JAKARTA | LIPUTAN9NEWS
Sebuah tindakan provokatif kembali dilakukan pasukan Pendudukan Israel di wilayah Lebanon selatan. Sebagaimana dilansir dari Al Mayadeen, sebuah foto yang beredar luas di media sosial memperlihatkan seorang tentara Israel IDF (Israel Defense Forces) menghancurkan patung Yesus menggunakan palu godam di desa Kristen Debl, Lebanon Selatan, dekat perbatasan Palestina yang diduduki.
Dalam gambar tersebut, tentara pendudukan terlihat memukul kepala patung Yesus yang berada di atas salib setelah patung itu dijatuhkan dari tiangnya. Pemerintah kota Debl mengonfirmasi kepada AFP bahwa patung tersebut memang berada di wilayah desa mereka.
“Aksi vandalisme ini terjadi hanya beberapa saat setelah perjanjian gencatan senjata mulai berlaku pada Jumat 17 April lalu, memperlihatkan bahwa pasukan pendudukan tetap melanjutkan tindakan agresif dan penghinaan terhadap simbol-simbol suci,” tulis Media Kalisator, Selasa (20/04/2026)
Insiden ini bukanlah kejadian yang berdiri sendiri. Dalam beberapa bulan terakhir, pasukan Israel berulang kali terdokumentasi melakukan penodaan terhadap tempat-tempat ibadah dan simbol keagamaan di berbagai wilayah.
“Dari Gaza hingga Lebanon Selatan, beredar berbagai video dan foto yang menunjukkan tentara Israel menembaki masjid, merusak gereja, hingga menghancurkan patung-patung tokoh agama,” lanjutnya.
Tindakan semacam ini memperlihatkan pola sistematis penghinaan terhadap tempat-tempat suci, yang tidak hanya menargetkan infrastruktur sipil, tetapi juga menyasar simbol keimanan masyarakat setempat.
Di sisi lain, agresi Israel di Lebanon selatan juga terus berlangsung dalam bentuk penghancuran rumah-rumah dan fasilitas umum. Surat kabar Haaretz, mengutip pejabat militer Israel, melaporkan bahwa puluhan kendaraan teknik telah dikerahkan ke Lebanon selatan dalam beberapa pekan terakhir guna meratakan bangunan-bangunan warga.

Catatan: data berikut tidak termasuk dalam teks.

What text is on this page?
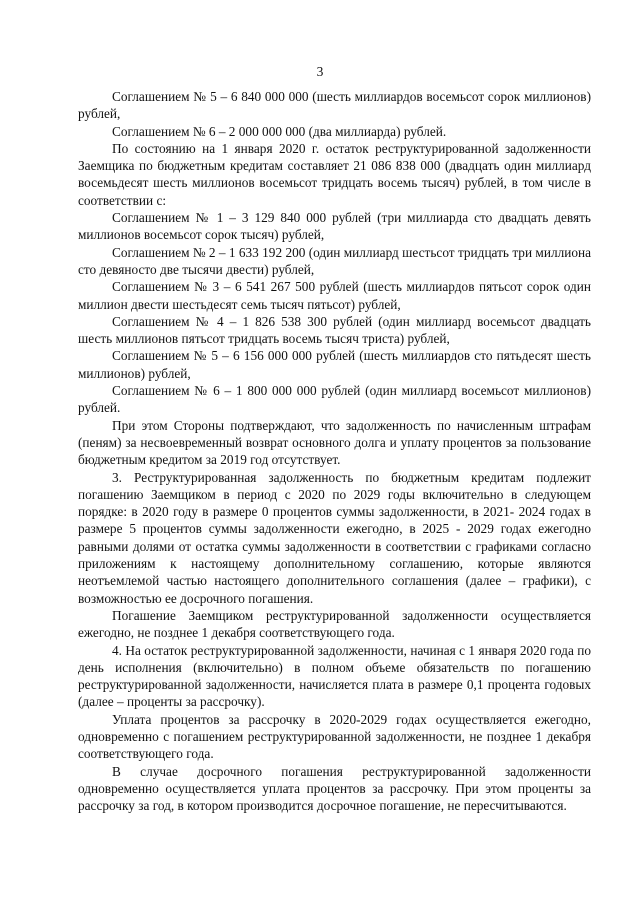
3

Соглашением № 5 – 6 840 000 000 (шесть миллиардов восемьсот сорок миллионов) рублей,

Соглашением № 6 – 2 000 000 000 (два миллиарда) рублей.

По состоянию на 1 января 2020 г. остаток реструктурированной задолженности Заемщика по бюджетным кредитам составляет 21 086 838 000 (двадцать один миллиард восемьдесят шесть миллионов восемьсот тридцать восемь тысяч) рублей, в том числе в соответствии с:

Соглашением № 1 – 3 129 840 000 рублей (три миллиарда сто двадцать девять миллионов восемьсот сорок тысяч) рублей,

Соглашением № 2 – 1 633 192 200 (один миллиард шестьсот тридцать три миллиона сто девяносто две тысячи двести) рублей,

Соглашением № 3 – 6 541 267 500 рублей (шесть миллиардов пятьсот сорок один миллион двести шестьдесят семь тысяч пятьсот) рублей,

Соглашением № 4 – 1 826 538 300 рублей (один миллиард восемьсот двадцать шесть миллионов пятьсот тридцать восемь тысяч триста) рублей,

Соглашением № 5 – 6 156 000 000 рублей (шесть миллиардов сто пятьдесят шесть миллионов) рублей,

Соглашением № 6 – 1 800 000 000 рублей (один миллиард восемьсот миллионов) рублей.

При этом Стороны подтверждают, что задолженность по начисленным штрафам (пеням) за несвоевременный возврат основного долга и уплату процентов за пользование бюджетным кредитом за 2019 год отсутствует.

3. Реструктурированная задолженность по бюджетным кредитам подлежит погашению Заемщиком в период с 2020 по 2029 годы включительно в следующем порядке: в 2020 году в размере 0 процентов суммы задолженности, в 2021- 2024 годах в размере 5 процентов суммы задолженности ежегодно, в 2025 - 2029 годах ежегодно равными долями от остатка суммы задолженности в соответствии с графиками согласно приложениям к настоящему дополнительному соглашению, которые являются неотъемлемой частью настоящего дополнительного соглашения (далее – графики), с возможностью ее досрочного погашения.

Погашение Заемщиком реструктурированной задолженности осуществляется ежегодно, не позднее 1 декабря соответствующего года.

4. На остаток реструктурированной задолженности, начиная с 1 января 2020 года по день исполнения (включительно) в полном объеме обязательств по погашению реструктурированной задолженности, начисляется плата в размере 0,1 процента годовых (далее – проценты за рассрочку).

Уплата процентов за рассрочку в 2020-2029 годах осуществляется ежегодно, одновременно с погашением реструктурированной задолженности, не позднее 1 декабря соответствующего года.

В случае досрочного погашения реструктурированной задолженности одновременно осуществляется уплата процентов за рассрочку. При этом проценты за рассрочку за год, в котором производится досрочное погашение, не пересчитываются.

Laporan tersebut menyebutkan bahwa sebagian besar pembongkaran dilakukan oleh kontraktor sipil yang diberi insentif finansial berdasarkan jumlah bangunan yang berhasil dihancurkan. Sumber yang mengetahui operasi itu juga mengungkapkan bahwa sejumlah kontraktor yang sama sebelumnya terlibat dalam penghancuran rumah-rumah warga Palestina di Gaza.
Di tengah operasi penghancuran tersebut, pasukan Israel juga menghadapi kerugian yang meningkat. Media Israel melaporkan dua tentara cadangan tewas dan sedikitnya belasan lainnya terluka dalam serangan bom rakitan di wilayah Lebanon selatan. Serangan ini menunjukkan bahwa perlawanan di lapangan tetap aktif menghadapi pelanggaran gencatan senjata dan pendudukan yang terus berlangsung.